En este contexto, el Gobierno nacional mantiene su estrategia de delegar la importación de GNL en empresas privadas, que deberán asumir el costo de los cargamentos y luego trasladarlo al mercado interno.
Un plan diseñado en otro escenario
La decisión de cambiar el esquema de importación —que anteriormente estaba a cargo de ENARSA con financiamiento del Tesoro— fue tomada antes del agravamiento del conflicto internacional.
El nuevo esquema prevé que una empresa privada compre el gas, garantice su llegada y luego lo comercialice en el país. Sin embargo, el contexto global cambió drásticamente y elevó los costos.
A pesar de ese nuevo escenario, el Gobierno decidió avanzar con el mismo plan, sin modificaciones por el momento.
Dependencia estructural del GNL
Aunque la producción de Vaca Muerta sigue en crecimiento, la falta de infraestructura de transporte impide cubrir completamente la demanda interna.
Por ese motivo, Argentina continúa dependiendo de la importación de GNL para sostener el consumo durante el invierno.
Según estimaciones del sector, este año será necesario adquirir más de 20 barcos de GNL para cubrir el faltante energético.
Licitación en marcha y costos en alza
De acuerdo al cronograma oficial, ENARSA recibirá las ofertas el 6 de abril y el 21 de abril adjudicará la operación.
La empresa adjudicataria deberá hacerse cargo del costo de los cargamentos, en un contexto donde los precios internacionales se dispararon.
Se calcula que el costo adicional rondará los 500 millones de dólares, producto del encarecimiento del gas en el mercado global.
Impacto en tarifas y cuentas públicas
Desde el punto de vista macroeconómico, el mayor gasto en importaciones podría compensarse parcialmente con los mayores ingresos derivados del aumento del precio del petróleo.
Sin embargo, ese equilibrio fiscal no evita el impacto en los usuarios: el encarecimiento del GNL se trasladará a las tarifas de energía.
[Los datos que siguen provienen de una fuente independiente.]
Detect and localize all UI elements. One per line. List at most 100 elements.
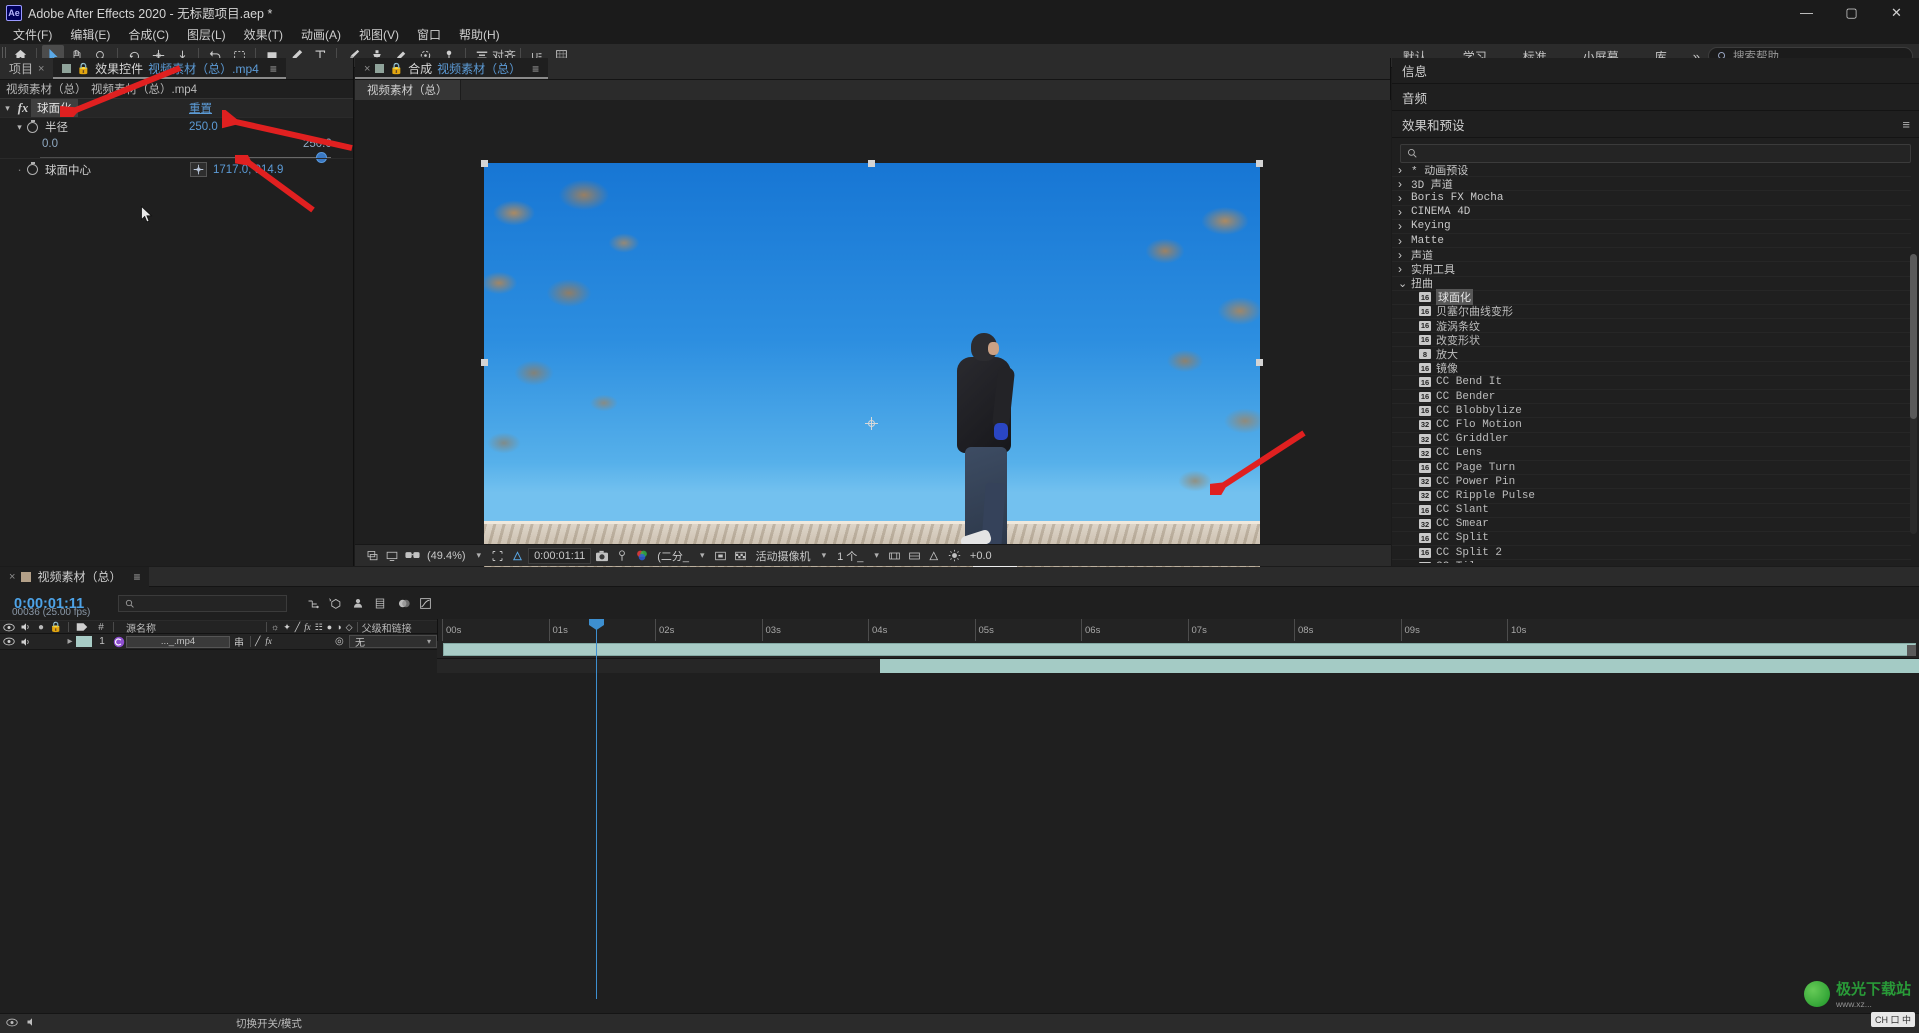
effect-item-16[interactable]: 32 CC Smear	[1392, 518, 1911, 532]
views-chevron-down-icon[interactable]: ▾	[869, 550, 884, 561]
effect-item-17[interactable]: 16 CC Split	[1392, 532, 1911, 547]
chevron-right-icon[interactable]: ›	[1398, 248, 1407, 262]
menu-help[interactable]: 帮助(H)	[450, 24, 509, 45]
selection-handle-ml[interactable]	[481, 359, 488, 366]
effects-group-5[interactable]: › Matte	[1392, 234, 1911, 249]
motion-blur-icon[interactable]	[392, 594, 415, 614]
layer-clip-bar[interactable]	[880, 659, 1919, 673]
current-timecode-display[interactable]: 0:00:01:11	[528, 547, 592, 564]
footer-audio-icon[interactable]	[26, 1017, 38, 1030]
effect-item-5[interactable]: 16 镜像	[1392, 362, 1911, 376]
region-of-interest-icon-2[interactable]	[488, 547, 506, 564]
tab-project[interactable]: 项目 ×	[0, 58, 54, 79]
resolution-value[interactable]: (二分_	[653, 548, 693, 564]
3d-glasses-icon[interactable]	[403, 547, 421, 564]
video-preview[interactable]	[484, 163, 1260, 603]
lock-layer-icon[interactable]: 🔒	[48, 622, 64, 633]
comp-lock-icon[interactable]: 🔒	[389, 62, 403, 75]
reset-link[interactable]: 重置	[189, 100, 212, 116]
effect-item-13[interactable]: 32 CC Power Pin	[1392, 475, 1911, 490]
layer-3d-icon[interactable]: ◎	[335, 636, 349, 647]
column-header-source-name[interactable]: 源名称	[116, 620, 266, 635]
layer-collapse-icon[interactable]: ╱	[255, 636, 260, 647]
fast-preview-icon[interactable]	[926, 547, 944, 564]
selection-handle-tl[interactable]	[481, 160, 488, 167]
tab-effect-controls[interactable]: 🔒 效果控件 视频素材（总）.mp4 ≡	[53, 58, 287, 79]
menu-window[interactable]: 窗口	[408, 24, 450, 45]
layer-fx-icon[interactable]: fx	[265, 636, 272, 647]
switch-collapse-icon[interactable]: ╱	[295, 622, 300, 633]
work-area-bar[interactable]	[443, 643, 1916, 656]
menu-animation[interactable]: 动画(A)	[292, 24, 350, 45]
tab-composition[interactable]: × 🔒 合成 视频素材（总） ≡	[355, 58, 549, 79]
close-button[interactable]: ✕	[1874, 0, 1919, 25]
always-preview-icon[interactable]	[363, 547, 381, 564]
effect-item-9[interactable]: 32 CC Flo Motion	[1392, 418, 1911, 433]
menu-file[interactable]: 文件(F)	[4, 24, 61, 45]
sphere-center-value[interactable]: 1717.0, 914.9	[213, 164, 283, 176]
effect-item-3[interactable]: 16 改变形状	[1392, 333, 1911, 348]
layer-parent-dropdown[interactable]: 无 ▾	[349, 635, 437, 649]
effects-group-1[interactable]: › 3D 声道	[1392, 177, 1911, 192]
timeline-panel-menu-icon[interactable]: ≡	[133, 570, 140, 584]
switch-effects-icon[interactable]: fx	[304, 622, 311, 633]
label-tag-icon[interactable]	[73, 622, 91, 632]
zoom-level-value[interactable]: (49.4%)	[423, 550, 470, 562]
timeline-ruler[interactable]: 00s 01s 02s 03s 04s 05s 06s 07s 08s 09s 10s	[437, 619, 1919, 641]
camera-view-value[interactable]: 活动摄像机	[752, 548, 815, 564]
radius-stopwatch-icon[interactable]	[27, 119, 38, 133]
timeline-tab-close-icon[interactable]: ×	[9, 571, 15, 583]
switch-3d-icon[interactable]: ◇	[346, 622, 353, 633]
effects-panel-menu-icon[interactable]: ≡	[1902, 117, 1910, 132]
column-header-parent-link[interactable]: 父级和链接	[362, 620, 412, 635]
layer-twirl-chevron-right-icon[interactable]: ▸	[64, 636, 76, 647]
zoom-dropdown-chevron-down-icon[interactable]: ▾	[472, 550, 487, 561]
chevron-right-icon[interactable]: ›	[1398, 219, 1407, 233]
switch-shy-icon[interactable]: ✦	[283, 622, 291, 633]
chevron-down-icon[interactable]: ⌄	[1398, 277, 1407, 290]
menu-effect[interactable]: 效果(T)	[235, 24, 292, 45]
chevron-right-icon[interactable]: ›	[1398, 262, 1407, 276]
effect-item-7[interactable]: 16 CC Bender	[1392, 390, 1911, 405]
resolution-chevron-down-icon[interactable]: ▾	[695, 550, 710, 561]
effect-name-label[interactable]: 球面化	[31, 99, 78, 117]
effects-search-input[interactable]	[1400, 144, 1911, 163]
show-snapshot-icon[interactable]	[613, 547, 631, 564]
effect-item-15[interactable]: 16 CC Slant	[1392, 504, 1911, 518]
effect-item-10[interactable]: 32 CC Griddler	[1392, 433, 1911, 447]
effects-presets-panel-header[interactable]: 效果和预设 ≡	[1392, 112, 1919, 138]
layer-switches[interactable]: ╱ fx	[253, 636, 272, 647]
exposure-icon[interactable]	[946, 547, 964, 564]
effects-group-2[interactable]: › Boris FX Mocha	[1392, 191, 1911, 206]
selection-handle-mr[interactable]	[1256, 359, 1263, 366]
effect-item-12[interactable]: 16 CC Page Turn	[1392, 461, 1911, 476]
effects-group-0[interactable]: › * 动画预设	[1392, 163, 1911, 178]
effect-item-6[interactable]: 16 CC Bend It	[1392, 376, 1911, 390]
radius-chevron-down-icon[interactable]: ▾	[12, 122, 27, 133]
layer-source-name[interactable]: ..._.mp4	[126, 635, 230, 648]
monitor-icon[interactable]	[383, 547, 401, 564]
center-point-picker-icon[interactable]	[190, 162, 207, 177]
views-count-value[interactable]: 1 个_	[833, 548, 867, 564]
effect-item-14[interactable]: 32 CC Ripple Pulse	[1392, 489, 1911, 504]
switch-frameblend-icon[interactable]: ☷	[315, 622, 323, 633]
chevron-down-icon[interactable]: ▾	[0, 103, 15, 114]
effects-group-3[interactable]: › CINEMA 4D	[1392, 205, 1911, 220]
transparency-grid-icon[interactable]	[508, 547, 526, 564]
menu-view[interactable]: 视图(V)	[350, 24, 408, 45]
switch-audio-icon[interactable]: ☼	[271, 622, 279, 633]
tab-timeline-comp[interactable]: × 视频素材（总） ≡	[0, 566, 150, 587]
draft-3d-icon[interactable]	[324, 594, 347, 614]
effects-list-scrollbar[interactable]	[1910, 254, 1917, 534]
column-header-number[interactable]: #	[91, 622, 111, 633]
effect-item-11[interactable]: 32 CC Lens	[1392, 447, 1911, 461]
channel-rgb-icon[interactable]	[633, 547, 651, 564]
timeline-link-icon[interactable]	[906, 547, 924, 564]
panel-menu-icon[interactable]: ≡	[270, 62, 277, 76]
comp-subtab-active[interactable]: 视频素材（总）	[355, 80, 461, 100]
switch-adjustment-icon[interactable]: ◑	[336, 622, 341, 633]
timeline-layer-track-row[interactable]	[437, 659, 1919, 673]
solo-icon[interactable]: ●	[34, 622, 48, 633]
layer-label-color-swatch[interactable]	[76, 636, 92, 647]
chevron-right-icon[interactable]: ›	[1398, 177, 1407, 191]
Así como el aumento del petróleo se traslada al precio de los combustibles.
En esa línea, la Secretaría de Energía ya ajustó la normativa para facilitar ese traslado. Mediante una resolución, estableció que el período invernal se extenderá del 1º de mayo al 30 de septiembre, permitiendo aplicar los nuevos costos en las facturas durante esos meses.
Un invierno más caro
El nuevo escenario combina factores externos —como la guerra y la volatilidad de los mercados energéticos— con limitaciones estructurales internas.
El resultado es un invierno en el que la energía será más cara, en un contexto donde el Gobierno busca sostener el equilibrio fiscal mientras enfrenta el desafío de contener el impacto en el bolsillo de los usuarios.